The glad game
Admittedly leaf blowers are one of the most ridiculous and disgracefully wasteful gardening tools invented. You all know and think that – in fact I think we could conclude that it is a given as Kerry O’Brien repeatedly stated in his interview with the PM last week on the 7.30 report (the power of KathnKim what).I cannot for the life of me understand how Diana Bubbles Fisher supported the leaf blower machine on the Inventors, particularly with its rather utilitarian colour scheme – the only functional thing about the mother,leaf blowers not Bubbles.
Saturday just past was an exceptionally blowy day in Sydney – the type of wind to whip up school kiddies and murderers. I strolled down the road to purchase my newspaper wishing that the newsagent would just let me buy the Spectrum but remembering how she got annoyed with me when I left the other section wads last time – and while she is always polite, excessively so, I feel that a serial murderer or feverish poison pen letter writer lurks at her inner core waiting to be revealed by Alan Bennett, so she must not be crossed, when I passed the Anglican church and witnessed Reverend Philpot and four male seniors (grey power?) in the midst of a gardening frenzy.
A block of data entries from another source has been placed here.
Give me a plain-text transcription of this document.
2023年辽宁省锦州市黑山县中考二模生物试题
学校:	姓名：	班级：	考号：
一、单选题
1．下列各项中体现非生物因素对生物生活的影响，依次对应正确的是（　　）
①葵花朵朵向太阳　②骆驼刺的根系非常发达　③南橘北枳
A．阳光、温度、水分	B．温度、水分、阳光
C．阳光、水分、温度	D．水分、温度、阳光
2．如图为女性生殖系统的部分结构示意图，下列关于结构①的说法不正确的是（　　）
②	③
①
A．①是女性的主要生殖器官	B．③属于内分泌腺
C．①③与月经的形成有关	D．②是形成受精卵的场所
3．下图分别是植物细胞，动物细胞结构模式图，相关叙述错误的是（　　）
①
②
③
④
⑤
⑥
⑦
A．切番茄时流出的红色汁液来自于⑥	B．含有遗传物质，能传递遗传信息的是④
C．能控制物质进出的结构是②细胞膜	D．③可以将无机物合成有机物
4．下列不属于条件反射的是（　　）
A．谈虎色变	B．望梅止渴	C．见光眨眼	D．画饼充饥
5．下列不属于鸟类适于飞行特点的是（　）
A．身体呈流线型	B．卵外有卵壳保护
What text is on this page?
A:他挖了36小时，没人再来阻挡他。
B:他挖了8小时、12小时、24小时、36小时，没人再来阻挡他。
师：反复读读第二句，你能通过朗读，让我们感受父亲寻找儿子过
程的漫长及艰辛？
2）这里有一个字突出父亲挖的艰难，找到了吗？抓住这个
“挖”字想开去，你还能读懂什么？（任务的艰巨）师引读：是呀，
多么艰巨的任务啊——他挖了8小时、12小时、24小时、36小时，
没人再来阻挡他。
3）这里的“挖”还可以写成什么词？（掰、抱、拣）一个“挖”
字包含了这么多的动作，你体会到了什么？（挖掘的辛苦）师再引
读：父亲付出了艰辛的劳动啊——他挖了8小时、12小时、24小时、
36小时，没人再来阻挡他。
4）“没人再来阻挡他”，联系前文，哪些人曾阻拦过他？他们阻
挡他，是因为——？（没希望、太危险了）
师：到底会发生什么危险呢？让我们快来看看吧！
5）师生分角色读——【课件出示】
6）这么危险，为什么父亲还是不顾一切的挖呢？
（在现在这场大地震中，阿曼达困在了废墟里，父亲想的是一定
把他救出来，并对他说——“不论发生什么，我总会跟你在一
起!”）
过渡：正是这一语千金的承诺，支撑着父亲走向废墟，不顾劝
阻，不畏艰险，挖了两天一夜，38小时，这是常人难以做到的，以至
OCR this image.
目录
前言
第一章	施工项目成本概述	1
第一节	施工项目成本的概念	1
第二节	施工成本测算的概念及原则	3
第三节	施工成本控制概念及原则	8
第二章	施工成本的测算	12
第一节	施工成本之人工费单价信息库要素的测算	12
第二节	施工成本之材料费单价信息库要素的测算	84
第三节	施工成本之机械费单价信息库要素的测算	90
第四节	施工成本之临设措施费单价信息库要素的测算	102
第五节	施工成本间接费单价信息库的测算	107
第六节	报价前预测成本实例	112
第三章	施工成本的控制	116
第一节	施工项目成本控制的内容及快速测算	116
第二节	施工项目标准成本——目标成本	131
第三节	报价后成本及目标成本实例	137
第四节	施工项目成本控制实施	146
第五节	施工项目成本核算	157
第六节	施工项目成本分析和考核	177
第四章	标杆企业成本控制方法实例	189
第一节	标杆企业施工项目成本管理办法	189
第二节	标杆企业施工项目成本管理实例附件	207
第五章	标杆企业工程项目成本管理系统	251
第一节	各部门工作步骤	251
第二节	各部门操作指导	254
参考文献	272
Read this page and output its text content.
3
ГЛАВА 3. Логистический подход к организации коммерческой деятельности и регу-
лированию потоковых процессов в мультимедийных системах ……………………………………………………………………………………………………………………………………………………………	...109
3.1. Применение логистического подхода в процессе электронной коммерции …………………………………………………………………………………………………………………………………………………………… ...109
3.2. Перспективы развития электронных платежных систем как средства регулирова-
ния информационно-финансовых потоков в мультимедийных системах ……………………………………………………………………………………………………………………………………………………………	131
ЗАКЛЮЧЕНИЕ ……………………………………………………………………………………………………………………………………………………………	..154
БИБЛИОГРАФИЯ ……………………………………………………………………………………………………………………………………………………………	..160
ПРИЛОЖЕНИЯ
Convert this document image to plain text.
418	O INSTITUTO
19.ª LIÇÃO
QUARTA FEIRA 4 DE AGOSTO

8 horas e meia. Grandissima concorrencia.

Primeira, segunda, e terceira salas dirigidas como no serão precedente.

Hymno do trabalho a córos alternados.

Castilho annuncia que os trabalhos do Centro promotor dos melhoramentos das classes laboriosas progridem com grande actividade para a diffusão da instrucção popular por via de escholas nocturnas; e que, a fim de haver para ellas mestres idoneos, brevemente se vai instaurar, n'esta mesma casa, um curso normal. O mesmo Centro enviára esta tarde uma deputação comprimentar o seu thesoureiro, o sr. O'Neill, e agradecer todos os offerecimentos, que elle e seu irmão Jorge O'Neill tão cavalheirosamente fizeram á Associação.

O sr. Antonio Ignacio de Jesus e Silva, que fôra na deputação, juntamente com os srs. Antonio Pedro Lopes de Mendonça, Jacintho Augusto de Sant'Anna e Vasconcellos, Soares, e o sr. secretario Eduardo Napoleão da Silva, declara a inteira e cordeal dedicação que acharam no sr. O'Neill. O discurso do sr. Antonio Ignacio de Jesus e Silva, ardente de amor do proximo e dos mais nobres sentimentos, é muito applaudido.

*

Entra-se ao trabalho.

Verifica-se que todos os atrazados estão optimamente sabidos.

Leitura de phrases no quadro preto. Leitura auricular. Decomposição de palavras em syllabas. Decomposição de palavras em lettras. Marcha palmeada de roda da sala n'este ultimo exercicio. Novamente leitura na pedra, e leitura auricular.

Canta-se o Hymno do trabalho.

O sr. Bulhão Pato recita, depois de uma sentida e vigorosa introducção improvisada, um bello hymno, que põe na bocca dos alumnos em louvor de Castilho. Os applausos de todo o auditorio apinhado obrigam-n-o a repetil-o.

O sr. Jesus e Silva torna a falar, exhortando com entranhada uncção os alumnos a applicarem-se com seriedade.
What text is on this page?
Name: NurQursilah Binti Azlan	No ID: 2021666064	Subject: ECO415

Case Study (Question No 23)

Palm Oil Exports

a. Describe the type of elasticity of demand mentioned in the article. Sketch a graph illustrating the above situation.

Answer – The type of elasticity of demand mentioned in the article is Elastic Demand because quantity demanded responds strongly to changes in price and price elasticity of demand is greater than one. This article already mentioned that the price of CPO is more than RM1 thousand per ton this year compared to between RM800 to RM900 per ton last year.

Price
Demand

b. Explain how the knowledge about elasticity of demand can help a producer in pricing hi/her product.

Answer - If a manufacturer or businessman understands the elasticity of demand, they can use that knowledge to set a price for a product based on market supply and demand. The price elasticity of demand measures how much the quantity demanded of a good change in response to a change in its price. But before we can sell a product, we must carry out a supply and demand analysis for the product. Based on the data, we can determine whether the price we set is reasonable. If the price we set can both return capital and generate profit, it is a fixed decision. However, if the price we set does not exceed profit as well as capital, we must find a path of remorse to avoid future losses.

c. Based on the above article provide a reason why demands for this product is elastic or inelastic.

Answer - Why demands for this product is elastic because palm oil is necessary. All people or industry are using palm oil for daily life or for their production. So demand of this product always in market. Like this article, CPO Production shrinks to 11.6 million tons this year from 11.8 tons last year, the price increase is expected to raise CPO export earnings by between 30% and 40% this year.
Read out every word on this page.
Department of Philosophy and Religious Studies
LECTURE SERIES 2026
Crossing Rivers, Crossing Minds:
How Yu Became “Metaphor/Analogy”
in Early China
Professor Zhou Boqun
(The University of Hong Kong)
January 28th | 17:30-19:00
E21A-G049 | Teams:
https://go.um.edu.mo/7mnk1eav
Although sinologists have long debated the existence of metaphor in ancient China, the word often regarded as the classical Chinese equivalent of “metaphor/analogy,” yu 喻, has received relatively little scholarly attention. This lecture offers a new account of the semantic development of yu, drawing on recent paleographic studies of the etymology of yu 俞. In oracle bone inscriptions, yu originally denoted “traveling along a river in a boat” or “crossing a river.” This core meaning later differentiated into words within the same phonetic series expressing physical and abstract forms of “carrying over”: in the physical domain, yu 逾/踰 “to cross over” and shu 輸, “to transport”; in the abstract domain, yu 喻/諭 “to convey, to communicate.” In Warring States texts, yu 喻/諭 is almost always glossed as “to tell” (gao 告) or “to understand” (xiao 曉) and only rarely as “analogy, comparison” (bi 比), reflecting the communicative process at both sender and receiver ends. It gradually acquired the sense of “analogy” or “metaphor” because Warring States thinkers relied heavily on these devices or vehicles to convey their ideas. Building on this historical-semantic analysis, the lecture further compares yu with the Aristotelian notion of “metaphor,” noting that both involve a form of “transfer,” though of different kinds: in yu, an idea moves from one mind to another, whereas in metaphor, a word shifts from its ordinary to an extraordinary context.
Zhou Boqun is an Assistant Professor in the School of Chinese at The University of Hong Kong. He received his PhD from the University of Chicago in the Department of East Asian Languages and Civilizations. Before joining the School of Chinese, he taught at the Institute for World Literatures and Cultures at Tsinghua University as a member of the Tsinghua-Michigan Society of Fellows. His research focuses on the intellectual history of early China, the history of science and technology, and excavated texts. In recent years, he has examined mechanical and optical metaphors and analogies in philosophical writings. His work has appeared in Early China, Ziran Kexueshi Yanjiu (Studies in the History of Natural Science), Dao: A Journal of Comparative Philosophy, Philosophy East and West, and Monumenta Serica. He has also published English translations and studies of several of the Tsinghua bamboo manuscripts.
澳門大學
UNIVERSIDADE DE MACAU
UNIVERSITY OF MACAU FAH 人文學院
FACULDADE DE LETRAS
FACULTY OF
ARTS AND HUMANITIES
Boughs were being felled, clivia uprooted and one senior was using a leaf blower with a fervour that’d make Paul the Apostle seem docile, let alone sane. Talk about a whirling dervish. There were leaves already blowin’ all over the joint without the good padre’s little helper pointing that ridiculously noisy and insensate nozzle everywhere. The prospect of heaving all them Saturday sections home and the frightful wind were already placing the Mistress in quite a fit of tetch but senior and his leaf blower formed the final bee in my bonnet.
And then my blasphemous thoughts and state of vexation were interrupted by a curious longing and need for a sugar dusted jam doughnut so I bought one from Victor’s Patisserie. It was duhlllishous.